Hi, I'm trying to build hisat2 index with my own SNP vcf file. I noticed that for SNPs with multiple alternative alleles, hisat2_extract_snps_haplotypes_VCF.py
only write the first alternative allele into the output .snp file. my code is hisat2_extract_snps_haplotypes_VCF.py --non-rs GRCh37.genome.fa test.vcf.gz test
I tried 2 ways in the input vcf:
22 40042284 22:40042284 A T,G . PASS AF=0.02106;MAF=0.02106;R2=0.92725 GT:DS:GP 0|1:1:0,1,0
and
22 44676852 22:44676852 T G . PASS AF=0.61037;MAF=0.38963;R2=0.99104 GT:DS:GP 1|0:1:0,1,0 22 44676852 22:44676852 T A . PASS AF=0.00574;MAF=0.00574;R2=0.72263 GT:DS:GP 1|0:1:0,1,0
the output is:
22:40042284.0 single 22 40042283 T
22:44676852 single 22 44676851 G
I wonder if I should change the name of snp into something like 22:44676852.0 22:44676852.1 to force hisat2_extract_snps_haplotypes_VCF.py
output both alternative alleles?

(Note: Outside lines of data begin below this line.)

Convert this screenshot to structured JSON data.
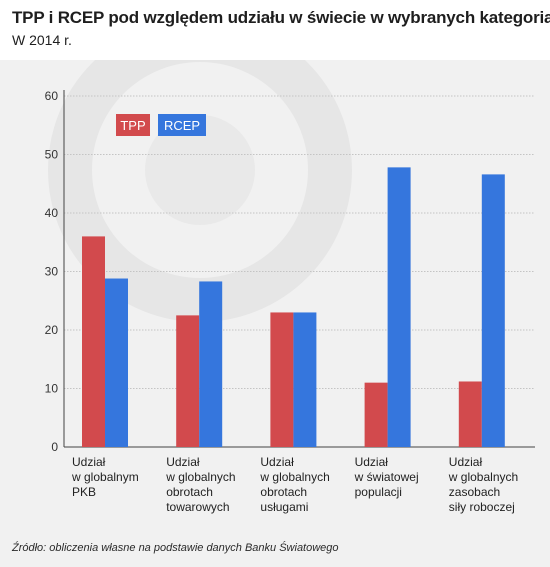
{
  "header": {
    "title": "TPP i RCEP pod względem udziału w świecie w wybranych kategoriach",
    "subtitle": "W 2014 r."
  },
  "source": "Źródło: obliczenia własne na podstawie danych Banku Światowego",
  "colors": {
    "TPP": "#d24a4d",
    "RCEP": "#3576dd",
    "grid": "#c4c4c4",
    "background": "#f1f1f1"
  },
  "chart_data": {
    "type": "bar",
    "title": "TPP i RCEP pod względem udziału w świecie w wybranych kategoriach",
    "subtitle": "W 2014 r.",
    "categories": [
      [
        "Udział",
        "w globalnym",
        "PKB"
      ],
      [
        "Udział",
        "w globalnych",
        "obrotach",
        "towarowych"
      ],
      [
        "Udział",
        "w globalnych",
        "obrotach",
        "usługami"
      ],
      [
        "Udział",
        "w światowej",
        "populacji"
      ],
      [
        "Udział",
        "w globalnych",
        "zasobach",
        "siły roboczej"
      ]
    ],
    "series": [
      {
        "name": "TPP",
        "values": [
          36.0,
          22.5,
          23.0,
          11.0,
          11.2
        ]
      },
      {
        "name": "RCEP",
        "values": [
          28.8,
          28.3,
          23.0,
          47.8,
          46.6
        ]
      }
    ],
    "yticks": [
      "0",
      "10",
      "20",
      "30",
      "40",
      "50",
      "60"
    ],
    "ylim": [
      0,
      60
    ],
    "xlabel": "",
    "ylabel": "",
    "grid": true,
    "legend": "top-left"
  }
}
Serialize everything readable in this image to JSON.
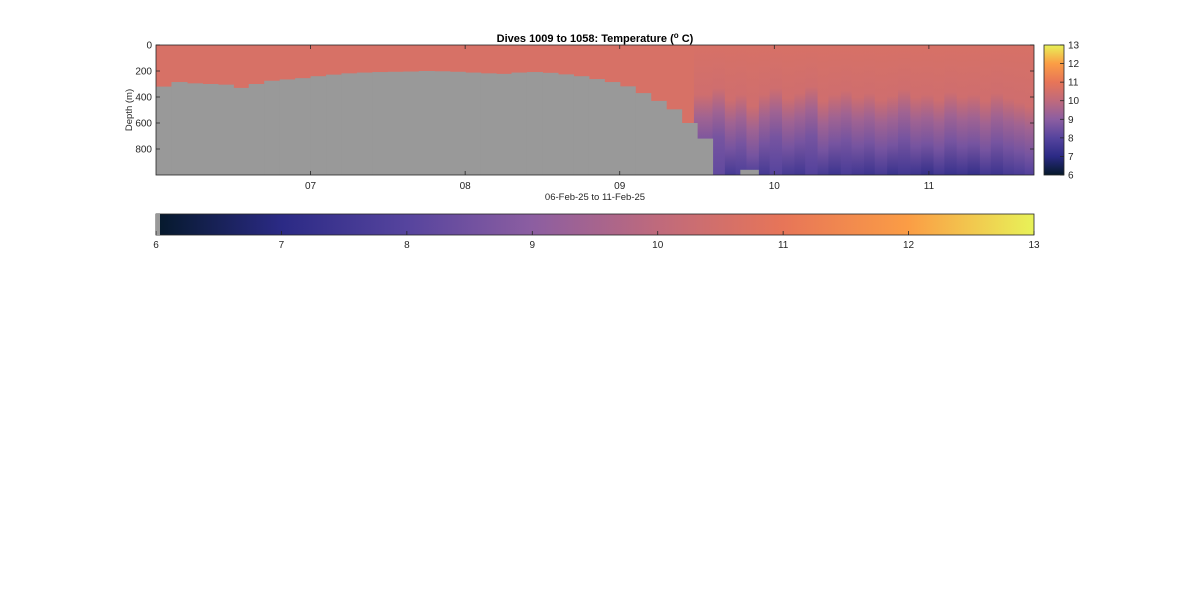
{
  "chart_data": [
    {
      "type": "heatmap",
      "title": "Dives 1009 to 1058: Temperature (° C)",
      "title_parts": {
        "main": "Dives 1009 to 1058: Temperature (",
        "superscript": "o",
        "tail": " C)"
      },
      "xlabel": "06-Feb-25 to 11-Feb-25",
      "ylabel": "Depth (m)",
      "xlim": [
        6.0,
        11.68
      ],
      "ylim": [
        0,
        1000
      ],
      "y_reversed": true,
      "x_ticks": [
        7,
        8,
        9,
        10,
        11
      ],
      "x_tick_labels": [
        "07",
        "08",
        "09",
        "10",
        "11"
      ],
      "y_ticks": [
        0,
        200,
        400,
        600,
        800
      ],
      "y_tick_labels": [
        "0",
        "200",
        "400",
        "600",
        "800"
      ],
      "grid": false,
      "nodata_color": "#999999",
      "value_range": [
        6,
        13
      ],
      "colorbar": {
        "placement": "right",
        "ticks": [
          6,
          7,
          8,
          9,
          10,
          11,
          12,
          13
        ],
        "tick_labels": [
          "6",
          "7",
          "8",
          "9",
          "10",
          "11",
          "12",
          "13"
        ]
      },
      "dives_bottom_depth": [
        {
          "x0": 6.0,
          "x1": 6.1,
          "depth": 320
        },
        {
          "x0": 6.1,
          "x1": 6.2,
          "depth": 285
        },
        {
          "x0": 6.2,
          "x1": 6.3,
          "depth": 295
        },
        {
          "x0": 6.3,
          "x1": 6.4,
          "depth": 300
        },
        {
          "x0": 6.4,
          "x1": 6.5,
          "depth": 305
        },
        {
          "x0": 6.5,
          "x1": 6.6,
          "depth": 330
        },
        {
          "x0": 6.6,
          "x1": 6.7,
          "depth": 300
        },
        {
          "x0": 6.7,
          "x1": 6.8,
          "depth": 275
        },
        {
          "x0": 6.8,
          "x1": 6.9,
          "depth": 265
        },
        {
          "x0": 6.9,
          "x1": 7.0,
          "depth": 255
        },
        {
          "x0": 7.0,
          "x1": 7.1,
          "depth": 240
        },
        {
          "x0": 7.1,
          "x1": 7.2,
          "depth": 228
        },
        {
          "x0": 7.2,
          "x1": 7.3,
          "depth": 218
        },
        {
          "x0": 7.3,
          "x1": 7.4,
          "depth": 212
        },
        {
          "x0": 7.4,
          "x1": 7.5,
          "depth": 208
        },
        {
          "x0": 7.5,
          "x1": 7.6,
          "depth": 206
        },
        {
          "x0": 7.6,
          "x1": 7.7,
          "depth": 204
        },
        {
          "x0": 7.7,
          "x1": 7.8,
          "depth": 200
        },
        {
          "x0": 7.8,
          "x1": 7.9,
          "depth": 202
        },
        {
          "x0": 7.9,
          "x1": 8.0,
          "depth": 206
        },
        {
          "x0": 8.0,
          "x1": 8.1,
          "depth": 212
        },
        {
          "x0": 8.1,
          "x1": 8.2,
          "depth": 218
        },
        {
          "x0": 8.2,
          "x1": 8.3,
          "depth": 222
        },
        {
          "x0": 8.3,
          "x1": 8.4,
          "depth": 212
        },
        {
          "x0": 8.4,
          "x1": 8.5,
          "depth": 208
        },
        {
          "x0": 8.5,
          "x1": 8.6,
          "depth": 214
        },
        {
          "x0": 8.6,
          "x1": 8.7,
          "depth": 226
        },
        {
          "x0": 8.7,
          "x1": 8.8,
          "depth": 240
        },
        {
          "x0": 8.8,
          "x1": 8.9,
          "depth": 262
        },
        {
          "x0": 8.9,
          "x1": 9.0,
          "depth": 285
        },
        {
          "x0": 9.0,
          "x1": 9.1,
          "depth": 318
        },
        {
          "x0": 9.1,
          "x1": 9.2,
          "depth": 370
        },
        {
          "x0": 9.2,
          "x1": 9.3,
          "depth": 430
        },
        {
          "x0": 9.3,
          "x1": 9.4,
          "depth": 495
        },
        {
          "x0": 9.4,
          "x1": 9.5,
          "depth": 600
        },
        {
          "x0": 9.5,
          "x1": 9.6,
          "depth": 720
        },
        {
          "x0": 9.6,
          "x1": 9.68,
          "depth": 1000
        }
      ],
      "nodata_patches": [
        {
          "x0": 9.78,
          "x1": 9.9,
          "depth_top": 960,
          "depth_bottom": 1000
        }
      ],
      "profiles": [
        {
          "x0": 9.48,
          "x1": 9.6,
          "mix_depth": 380,
          "bottom_temp": 8.6
        },
        {
          "x0": 9.6,
          "x1": 9.68,
          "mix_depth": 330,
          "bottom_temp": 8.2
        },
        {
          "x0": 9.68,
          "x1": 9.75,
          "mix_depth": 420,
          "bottom_temp": 7.6
        },
        {
          "x0": 9.75,
          "x1": 9.82,
          "mix_depth": 380,
          "bottom_temp": 7.8
        },
        {
          "x0": 9.82,
          "x1": 9.9,
          "mix_depth": 470,
          "bottom_temp": 7.8
        },
        {
          "x0": 9.9,
          "x1": 9.97,
          "mix_depth": 380,
          "bottom_temp": 7.6
        },
        {
          "x0": 9.97,
          "x1": 10.05,
          "mix_depth": 330,
          "bottom_temp": 8.0
        },
        {
          "x0": 10.05,
          "x1": 10.13,
          "mix_depth": 410,
          "bottom_temp": 7.6
        },
        {
          "x0": 10.13,
          "x1": 10.2,
          "mix_depth": 370,
          "bottom_temp": 7.5
        },
        {
          "x0": 10.2,
          "x1": 10.28,
          "mix_depth": 320,
          "bottom_temp": 7.9
        },
        {
          "x0": 10.28,
          "x1": 10.35,
          "mix_depth": 430,
          "bottom_temp": 7.6
        },
        {
          "x0": 10.35,
          "x1": 10.43,
          "mix_depth": 380,
          "bottom_temp": 7.4
        },
        {
          "x0": 10.43,
          "x1": 10.5,
          "mix_depth": 350,
          "bottom_temp": 7.7
        },
        {
          "x0": 10.5,
          "x1": 10.58,
          "mix_depth": 400,
          "bottom_temp": 7.5
        },
        {
          "x0": 10.58,
          "x1": 10.65,
          "mix_depth": 370,
          "bottom_temp": 7.4
        },
        {
          "x0": 10.65,
          "x1": 10.73,
          "mix_depth": 420,
          "bottom_temp": 7.6
        },
        {
          "x0": 10.73,
          "x1": 10.8,
          "mix_depth": 390,
          "bottom_temp": 7.3
        },
        {
          "x0": 10.8,
          "x1": 10.88,
          "mix_depth": 340,
          "bottom_temp": 7.5
        },
        {
          "x0": 10.88,
          "x1": 10.95,
          "mix_depth": 400,
          "bottom_temp": 7.4
        },
        {
          "x0": 10.95,
          "x1": 11.03,
          "mix_depth": 380,
          "bottom_temp": 7.2
        },
        {
          "x0": 11.03,
          "x1": 11.1,
          "mix_depth": 420,
          "bottom_temp": 7.5
        },
        {
          "x0": 11.1,
          "x1": 11.18,
          "mix_depth": 360,
          "bottom_temp": 7.3
        },
        {
          "x0": 11.18,
          "x1": 11.25,
          "mix_depth": 400,
          "bottom_temp": 7.4
        },
        {
          "x0": 11.25,
          "x1": 11.33,
          "mix_depth": 380,
          "bottom_temp": 7.2
        },
        {
          "x0": 11.33,
          "x1": 11.4,
          "mix_depth": 430,
          "bottom_temp": 7.5
        },
        {
          "x0": 11.4,
          "x1": 11.48,
          "mix_depth": 370,
          "bottom_temp": 7.4
        },
        {
          "x0": 11.48,
          "x1": 11.55,
          "mix_depth": 410,
          "bottom_temp": 7.6
        },
        {
          "x0": 11.55,
          "x1": 11.62,
          "mix_depth": 440,
          "bottom_temp": 7.7
        },
        {
          "x0": 11.62,
          "x1": 11.68,
          "mix_depth": 470,
          "bottom_temp": 7.9
        }
      ],
      "surface_temp": 10.6
    },
    {
      "type": "colorbar",
      "value_range": [
        6,
        13
      ],
      "placement": "bottom",
      "ticks": [
        6,
        7,
        8,
        9,
        10,
        11,
        12,
        13
      ],
      "tick_labels": [
        "6",
        "7",
        "8",
        "9",
        "10",
        "11",
        "12",
        "13"
      ],
      "nodata_color": "#999999"
    }
  ],
  "colormap": [
    "#05192b",
    "#2b2a85",
    "#56449e",
    "#8c5ea1",
    "#bf6a7c",
    "#e77558",
    "#fb9d45",
    "#e8f258"
  ]
}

I'm worried that if I do so, something would go run when I run hisat2-build
thanks in advance
I don't know about
HISAT2
, but I know valid vcf can only contains 1 position per line, your 2 input must invalid. I think your input vcf should like:Your only need to present position 1 time for multiple
SNP
. See VCF fotmat doc.thanks Matthew. my vcf contains the result of genotype array so I think that's why different alternative alleles are separated.